What issues does the congregation seek to address and what is your vision for the community?
Brian Combs: Relational salvation is our primary issue — the Christian belief that our liberation is bound up in corporate fellowship, that we can't become our created selves without our neighbors, especially the neighbors we most avoid, feel least akin to, routinely dismiss. We incarnate this truth Eucharistically at worship and at the Downtown Welcome Table, believing that eating in equality, feeding — and being fed — is a foretaste.
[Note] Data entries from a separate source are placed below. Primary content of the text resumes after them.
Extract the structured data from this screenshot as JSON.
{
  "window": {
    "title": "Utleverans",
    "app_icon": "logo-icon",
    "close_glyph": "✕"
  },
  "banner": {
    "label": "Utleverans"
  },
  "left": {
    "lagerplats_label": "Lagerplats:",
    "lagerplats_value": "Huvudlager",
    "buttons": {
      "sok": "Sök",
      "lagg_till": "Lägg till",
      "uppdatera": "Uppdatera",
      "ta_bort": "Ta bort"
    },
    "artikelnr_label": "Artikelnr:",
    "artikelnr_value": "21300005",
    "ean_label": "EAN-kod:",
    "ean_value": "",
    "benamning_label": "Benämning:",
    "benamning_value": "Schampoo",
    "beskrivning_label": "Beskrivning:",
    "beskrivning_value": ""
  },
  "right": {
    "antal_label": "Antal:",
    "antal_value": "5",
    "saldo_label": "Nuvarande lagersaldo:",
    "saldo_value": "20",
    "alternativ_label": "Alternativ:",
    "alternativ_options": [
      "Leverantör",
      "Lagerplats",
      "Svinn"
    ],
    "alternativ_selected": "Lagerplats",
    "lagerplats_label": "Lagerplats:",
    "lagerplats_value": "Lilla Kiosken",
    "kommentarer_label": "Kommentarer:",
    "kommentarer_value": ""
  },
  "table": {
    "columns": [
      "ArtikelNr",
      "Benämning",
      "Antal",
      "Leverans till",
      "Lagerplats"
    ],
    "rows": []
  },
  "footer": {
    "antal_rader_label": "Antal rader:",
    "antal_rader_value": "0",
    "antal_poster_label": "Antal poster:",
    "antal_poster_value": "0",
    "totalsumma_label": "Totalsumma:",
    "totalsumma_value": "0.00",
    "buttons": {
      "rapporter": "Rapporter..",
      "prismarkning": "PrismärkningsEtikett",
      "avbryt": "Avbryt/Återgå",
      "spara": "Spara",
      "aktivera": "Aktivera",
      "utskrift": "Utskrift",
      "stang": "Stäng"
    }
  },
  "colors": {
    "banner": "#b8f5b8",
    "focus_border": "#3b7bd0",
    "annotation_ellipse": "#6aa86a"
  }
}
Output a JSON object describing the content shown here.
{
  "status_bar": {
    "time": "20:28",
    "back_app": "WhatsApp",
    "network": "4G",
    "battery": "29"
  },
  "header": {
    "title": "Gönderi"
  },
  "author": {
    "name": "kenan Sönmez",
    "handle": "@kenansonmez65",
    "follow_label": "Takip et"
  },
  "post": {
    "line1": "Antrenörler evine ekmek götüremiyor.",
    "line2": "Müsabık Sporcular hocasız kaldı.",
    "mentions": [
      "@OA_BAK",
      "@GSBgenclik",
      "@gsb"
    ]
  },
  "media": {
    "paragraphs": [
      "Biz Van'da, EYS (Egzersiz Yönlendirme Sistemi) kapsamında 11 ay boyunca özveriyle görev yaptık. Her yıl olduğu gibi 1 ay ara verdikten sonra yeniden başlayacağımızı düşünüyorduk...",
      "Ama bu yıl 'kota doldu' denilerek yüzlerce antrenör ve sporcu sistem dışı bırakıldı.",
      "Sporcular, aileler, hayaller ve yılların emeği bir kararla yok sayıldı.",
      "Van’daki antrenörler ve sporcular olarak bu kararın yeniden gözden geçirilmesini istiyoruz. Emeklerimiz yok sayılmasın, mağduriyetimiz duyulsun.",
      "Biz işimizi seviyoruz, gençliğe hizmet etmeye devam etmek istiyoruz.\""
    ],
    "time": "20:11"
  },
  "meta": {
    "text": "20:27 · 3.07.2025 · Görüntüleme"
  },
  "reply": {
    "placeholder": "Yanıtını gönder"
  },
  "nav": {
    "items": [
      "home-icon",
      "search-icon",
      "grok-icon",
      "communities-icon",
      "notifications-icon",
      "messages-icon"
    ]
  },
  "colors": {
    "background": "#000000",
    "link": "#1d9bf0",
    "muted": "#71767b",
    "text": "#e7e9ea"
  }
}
Our vision is to be a kingdom come glance of heaven on earth—a blended cadre of sinners and saints, housed and homeless, dirty and clean.
What are some of Haywood Street's current projects and initiatives?
The Downtown Welcome Table assumes that food is a primary means of grace, a way to love and connect. As there are no leftover people, we offer a homemade lunch every Wednesday, served family-style with a wait staff and linen napkins, to hundreds of downtown siblings. Never intending to be a soup kitchen or feeding line, we want our meal to be a crossroads of diverse community.
The Loaves and Fishes Bountiful Garden is doubling in size and harvest as master gardeners and weeding novices join together to make things grow. Fruits, vegetables and flowers supplement our fresh lunch and offer a place to glean for those who navigate the food desert of the homeless corridor in search of nourishment.